Looking at my site statistics I have been observing how for the past three months a bot scans my site multiple times a day. I don’t know the purpose, but I know that it is using a fake ISP name and user agent, companies running a bot for a good purpose, like research or archiving a site, don’t mislead webmasters with fake metadata data, I assumed this is a malicious bot and I obviously wanted it blocked.
The fake ISP that my analytic StatCounter software shows for this bot is labelled as “Merck & Co.”, a multinational pharmaceutical company, the operating system shows as Windows 8 and the browser is either Chrome or Firefox. At first glance everything looks fine, I only realised it is a bot because my blog has less than a hundred visitors a day and it was odd to see twenty daily visits from Merck & Co. when they are not even computer related. I dug deeper to see what URL it was visiting and it appears it scans all tags, I then looked at the IP host name, that is when it became clear to me that it was a bot with a fake ID, the hostname (reverse IP) belonged Amazonaws.com (Amazon Web Services), a cloud service renting cheap servers.
Every single Merck & Co.” hit scanning my site came from the same US Amazon data centre and they are using more than one server, they have thousands of IPs, although in the same range. On a side note, a month ago my Adsense account had a 1000% increase in earnings, it earned me $1000 in a single day when it normally earns me $1/day. It was obvious that a bot had been clicking on advertisements, and since this wasn’t me, I am assuming that a black hat hacker was trying to dry out Adsense funds out of a competitor.
As soon as I noticed it, I reported the scheme to Google myself to avoid any account suspension, you can report suspicious activity using your Google Adsense panel, the Adsense team never replied, I expected this, Google Adsense is known for never replying to their partners and treating them like garbage who don’t deserve a reply, the only reason for using them here is that for small traffic sites like mine they pay a little bit more than others.
There are two ways to block malicious bots from scanning your site, one of them is manually, it can be used if you have very few computer IPs you want to block and you don’t expect them to change.
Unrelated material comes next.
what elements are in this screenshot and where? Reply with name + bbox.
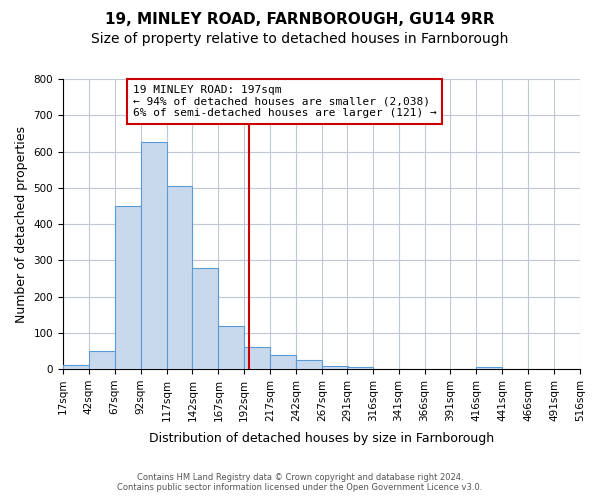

To manually block an IP from visiting your site download the .htaccess from your server using an FTP client like FileZilla, edit .htaccess in your computer, it will very difficult to do this with Notepad in Windows, Notepad has problems saving files with a dot (.) in front. To edit .htaccess use a proper editor for programmers, I recommend Notepad ++, it is the one I use and it is free (notice the ++ sign infront).
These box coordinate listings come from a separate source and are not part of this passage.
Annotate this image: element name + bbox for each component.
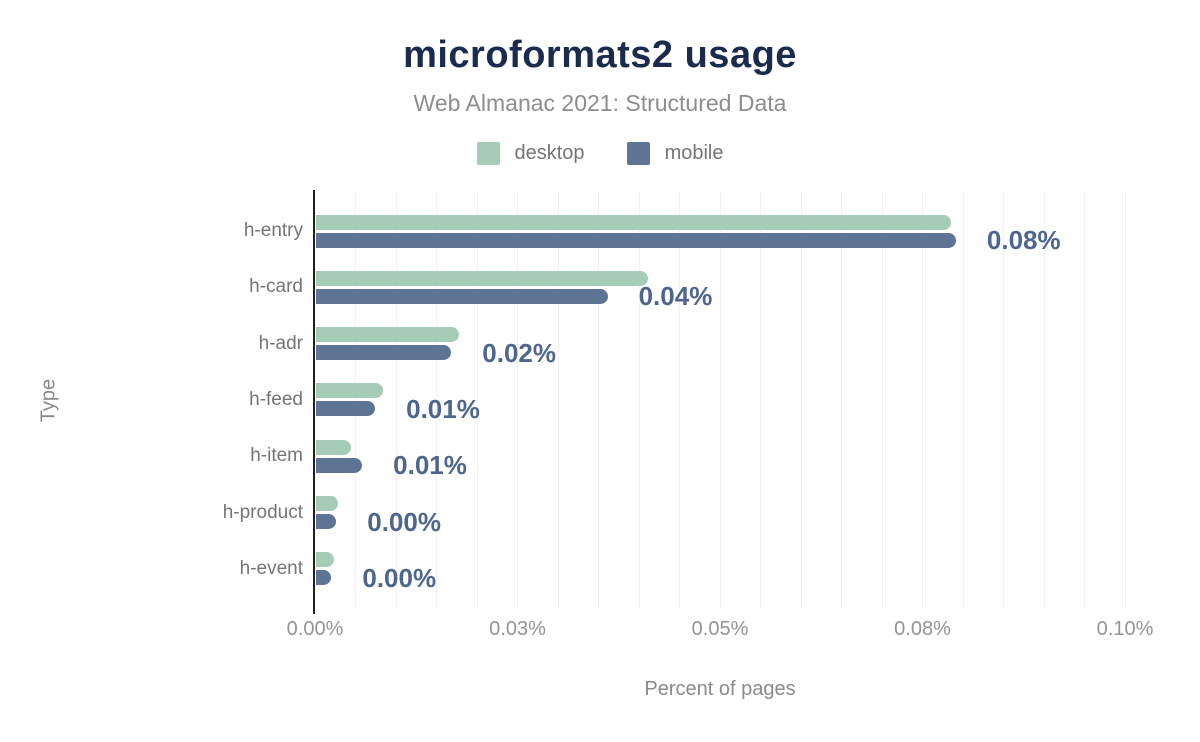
chart-title: microformats2 usage: [403, 34, 797, 76]
category-label: h-adr: [258, 332, 303, 354]
gridline: [881, 191, 883, 608]
gridline: [476, 191, 478, 608]
y-axis-line: [313, 190, 315, 614]
desktop-bar: [316, 214, 952, 230]
x-tick-label: 0.08%: [894, 618, 951, 640]
gridline: [922, 191, 923, 608]
gridline: [557, 191, 559, 608]
value-label: 0.02%: [482, 337, 556, 368]
y-axis-title: Type: [37, 378, 60, 423]
x-tick-label: 0.10%: [1096, 618, 1154, 640]
legend-label: desktop: [514, 142, 585, 164]
desktop-bar: [316, 552, 334, 568]
value-label: 0.00%: [362, 562, 437, 593]
gridline: [962, 191, 964, 608]
value-label: 0.00%: [367, 506, 441, 537]
legend-label: mobile: [664, 142, 724, 164]
mobile-bar: [316, 570, 332, 586]
mobile-bar: [316, 514, 337, 529]
legend: desktop mobile: [0, 142, 1200, 165]
gridline: [638, 191, 640, 608]
gridline: [679, 191, 680, 608]
desktop-bar: [316, 327, 460, 343]
x-tick-label: 0.00%: [286, 618, 344, 640]
mobile-bar: [316, 232, 956, 248]
gridline: [395, 191, 397, 608]
legend-item-mobile: mobile: [626, 142, 724, 165]
gridline: [1124, 191, 1126, 608]
desktop-bar: [316, 383, 384, 399]
desktop-bar: [316, 496, 338, 511]
category-label: h-feed: [249, 388, 303, 410]
value-label: 0.01%: [406, 393, 480, 424]
value-label: 0.08%: [986, 225, 1061, 255]
gridline: [1043, 191, 1045, 608]
mobile-bar: [316, 401, 376, 417]
x-tick-label: 0.05%: [691, 618, 749, 640]
gridline: [1003, 191, 1004, 608]
gridline: [355, 191, 356, 608]
desktop-bar: [316, 439, 351, 455]
gridline: [598, 191, 599, 608]
chart-subtitle: Web Almanac 2021: Structured Data: [413, 90, 787, 116]
category-label: h-product: [222, 501, 303, 523]
category-label: h-entry: [243, 220, 303, 241]
mobile-bar: [316, 288, 608, 304]
desktop-bar: [316, 270, 649, 286]
gridline: [436, 191, 437, 608]
value-label: 0.01%: [393, 450, 467, 481]
category-label: h-event: [239, 557, 303, 579]
mobile-bar: [316, 345, 452, 361]
x-axis-title: Percent of pages: [644, 678, 796, 700]
gridline: [760, 191, 761, 608]
category-label: h-item: [250, 445, 303, 467]
gridline: [841, 191, 842, 608]
category-label: h-card: [249, 276, 303, 298]
mobile-bar: [316, 457, 363, 473]
gridline: [517, 191, 518, 608]
value-label: 0.04%: [638, 281, 713, 312]
gridline: [1084, 191, 1085, 608]
legend-swatch-desktop: [476, 142, 500, 165]
legend-swatch-mobile: [626, 142, 650, 165]
gridline: [719, 191, 721, 608]
gridline: [800, 191, 802, 608]
x-tick-label: 0.03%: [489, 618, 546, 640]
legend-item-desktop: desktop: [476, 142, 585, 165]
Add the following lines at the end of your .htaccess file, changing the listed IP address for the one you would like to ban:
# User IP Banning
<Limit GET POST>
deny from 18.104.22.168
allow from all
If you want to block more IPs, add more lines that say “deny from” followed by the offending IP, as many as you need. If you want to block a whole range use the line “Deny from 22.214.171.124/24” (notice the /24 at the end, that is not an IP, that is the 512 IP addresses). By the way, the IP example I am using is the real bot IP scanning my site.
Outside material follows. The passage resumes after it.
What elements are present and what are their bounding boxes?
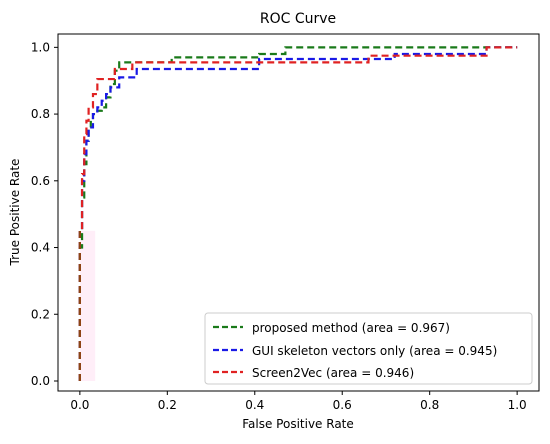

A second way to block an IP range from hitting your website is using a security WordPress addon called Wordfence. This addon allows you see live traffic, it scans your website to find malware and it monitors changes to core WordPress files, Wordfence automatically blocks IPs attempting to login into the administrator page too many times, this stops brute force attacks, you can use this addon to block a single computer IPs, adding it manually, or you can block a whole IP range, that is what I did to stop the fake “Merck & Co” bot.
After installing Wordfence in your blog go to “Advance Blocking” and enter the IP range you would like to stop from visiting your site separated with a hyphen. You can learn the bot IP range by looking at the site analytics software, in this case the range I blocked was 126.96.36.199 – 188.8.131.52 and 184.108.40.206 – 220.127.116.11 those IPs belong to Amazon servers in Woodbridge, USA. And if you ever change your mind, click on “Delete blocking pattern” and the IP range will be able to access your site again.
Wordfence also gives you the choice of blocking an specific browser or user agent, but it will not be useful against malicious bot, like “Merck & Co.”, the user agent is fake. You are also able to block a whole country from visiting your site and setting up double login authentication using your smartphone, but those are paid features. For the small hobbyist webmaster, the free version of Wordfence is enough to protect you, even if no bot scans your site, it can protect you in other ways.